As with visual effects, Marvel plans to work with animation companies around the globe. “I truly believe that part of having a more cohesive storytelling voice is when you gather people from all over the world and animation gives you that,” she said. “We’ve been doing it with visual effects forever, but this is a chance to work with different people in different places.”

On the topic of representation and inclusion, in front and behind the camera, Alonso stated that both had long been part of the company’s philosophy. “Inclusion, diversity and gender parity all go hand-in-hand with showing the world as is,” she said. “There are about 6,000 characters in the Marvel library we have access to, so if this goes right, we will be telling these stories for generations to come.

“The only reason [Marvel] has this level of success, consistently, is because our audience is global, and you can’t have a global audience and not somehow start to represent it,” Alonso continued. “So, for us, it was important that we have that. For the longest time we were told a woman-led film will never open. They told us that Black Panther was never going open, that nobody wanted a completely black cast – and that made $1.3bn.

“You can look at it from the social point of view, the cultural point of view, but this is a business. From the fiscal point of view, you are leaving money at the table by not representing – 51% of our audience is female, 28% of our audience is Hispanic. If we don’t represent the people that watch what we make, eventually they’ll go elsewhere because somebody else will figure it out, ‘There’s money to be made there.’”

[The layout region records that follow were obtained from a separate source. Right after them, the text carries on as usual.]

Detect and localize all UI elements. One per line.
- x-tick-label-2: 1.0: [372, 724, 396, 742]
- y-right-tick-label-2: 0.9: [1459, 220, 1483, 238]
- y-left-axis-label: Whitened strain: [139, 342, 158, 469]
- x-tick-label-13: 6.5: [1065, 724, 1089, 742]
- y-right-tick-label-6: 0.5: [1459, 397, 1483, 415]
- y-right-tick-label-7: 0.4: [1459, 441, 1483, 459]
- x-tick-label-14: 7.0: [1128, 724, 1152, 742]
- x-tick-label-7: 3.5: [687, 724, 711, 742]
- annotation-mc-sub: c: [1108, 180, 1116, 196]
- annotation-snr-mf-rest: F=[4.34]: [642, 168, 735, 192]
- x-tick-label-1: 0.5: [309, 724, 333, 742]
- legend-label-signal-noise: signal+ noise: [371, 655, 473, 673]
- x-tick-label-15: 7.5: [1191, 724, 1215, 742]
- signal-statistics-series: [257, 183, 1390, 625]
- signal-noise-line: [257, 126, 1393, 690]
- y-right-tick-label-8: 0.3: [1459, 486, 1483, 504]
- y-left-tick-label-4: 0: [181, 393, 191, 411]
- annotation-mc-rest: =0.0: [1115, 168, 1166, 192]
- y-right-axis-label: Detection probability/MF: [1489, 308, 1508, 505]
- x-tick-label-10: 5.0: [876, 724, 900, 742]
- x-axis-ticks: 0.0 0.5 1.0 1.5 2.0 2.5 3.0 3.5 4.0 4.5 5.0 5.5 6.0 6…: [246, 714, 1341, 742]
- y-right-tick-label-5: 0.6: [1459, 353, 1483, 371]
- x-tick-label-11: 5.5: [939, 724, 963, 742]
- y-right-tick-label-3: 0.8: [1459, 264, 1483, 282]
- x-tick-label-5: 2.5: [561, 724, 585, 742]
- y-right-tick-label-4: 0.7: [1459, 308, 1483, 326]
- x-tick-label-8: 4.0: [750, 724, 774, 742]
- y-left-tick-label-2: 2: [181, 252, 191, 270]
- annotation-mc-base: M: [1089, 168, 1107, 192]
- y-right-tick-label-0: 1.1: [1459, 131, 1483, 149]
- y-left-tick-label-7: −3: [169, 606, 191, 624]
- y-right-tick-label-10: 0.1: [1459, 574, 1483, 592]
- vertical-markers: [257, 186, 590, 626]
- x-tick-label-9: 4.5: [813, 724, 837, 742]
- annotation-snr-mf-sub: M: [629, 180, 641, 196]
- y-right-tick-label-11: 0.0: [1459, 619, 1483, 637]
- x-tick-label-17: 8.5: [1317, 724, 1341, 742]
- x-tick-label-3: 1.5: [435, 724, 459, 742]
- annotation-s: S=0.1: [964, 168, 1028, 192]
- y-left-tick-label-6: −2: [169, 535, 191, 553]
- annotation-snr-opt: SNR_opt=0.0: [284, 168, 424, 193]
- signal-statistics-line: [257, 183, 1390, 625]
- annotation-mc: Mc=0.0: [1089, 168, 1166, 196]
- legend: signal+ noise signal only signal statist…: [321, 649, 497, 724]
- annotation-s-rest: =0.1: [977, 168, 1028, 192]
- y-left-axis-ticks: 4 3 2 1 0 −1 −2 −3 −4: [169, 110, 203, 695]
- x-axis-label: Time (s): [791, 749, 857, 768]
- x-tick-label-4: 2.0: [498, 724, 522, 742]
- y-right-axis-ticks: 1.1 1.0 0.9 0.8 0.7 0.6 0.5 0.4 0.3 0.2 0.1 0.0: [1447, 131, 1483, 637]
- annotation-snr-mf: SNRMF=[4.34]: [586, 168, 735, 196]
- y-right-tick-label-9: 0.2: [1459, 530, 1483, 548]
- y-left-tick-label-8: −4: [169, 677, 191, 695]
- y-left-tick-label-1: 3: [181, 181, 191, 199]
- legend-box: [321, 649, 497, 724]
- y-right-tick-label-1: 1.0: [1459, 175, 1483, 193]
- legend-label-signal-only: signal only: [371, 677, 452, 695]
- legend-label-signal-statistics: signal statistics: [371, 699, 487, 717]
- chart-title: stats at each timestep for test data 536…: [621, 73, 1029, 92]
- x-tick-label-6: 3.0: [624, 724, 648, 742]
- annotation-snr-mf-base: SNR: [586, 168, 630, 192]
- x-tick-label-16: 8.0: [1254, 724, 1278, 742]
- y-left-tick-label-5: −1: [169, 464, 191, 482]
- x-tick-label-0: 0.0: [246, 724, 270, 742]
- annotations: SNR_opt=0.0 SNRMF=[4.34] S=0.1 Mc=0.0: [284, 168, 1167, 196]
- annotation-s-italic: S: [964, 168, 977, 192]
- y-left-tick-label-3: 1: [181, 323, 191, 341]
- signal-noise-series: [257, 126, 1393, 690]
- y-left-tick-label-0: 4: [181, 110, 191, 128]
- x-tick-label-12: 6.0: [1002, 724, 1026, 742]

Growing up, Alonso said her exposure to the power of diversity came from the United Colours of Benetton advertising campaigns in the 1990s, which featured people from all over the world, and she has been a champion for underrepresented voices throughout her career even when it was “uncomfortable to do so”.

“When I walk into a room, I do a head count of how many women are in the room. And if there are only three women in the room and 17 men, I usually make this comment: ‘There’s a lot of men here today,’” she revealed. “It is calling out what it is.”

By the same token, Alonso doesn’t want to walk into a roomful of women either. “I believe the balance is good – the male, the female, and the other,” she noted. “All of that is good for us.”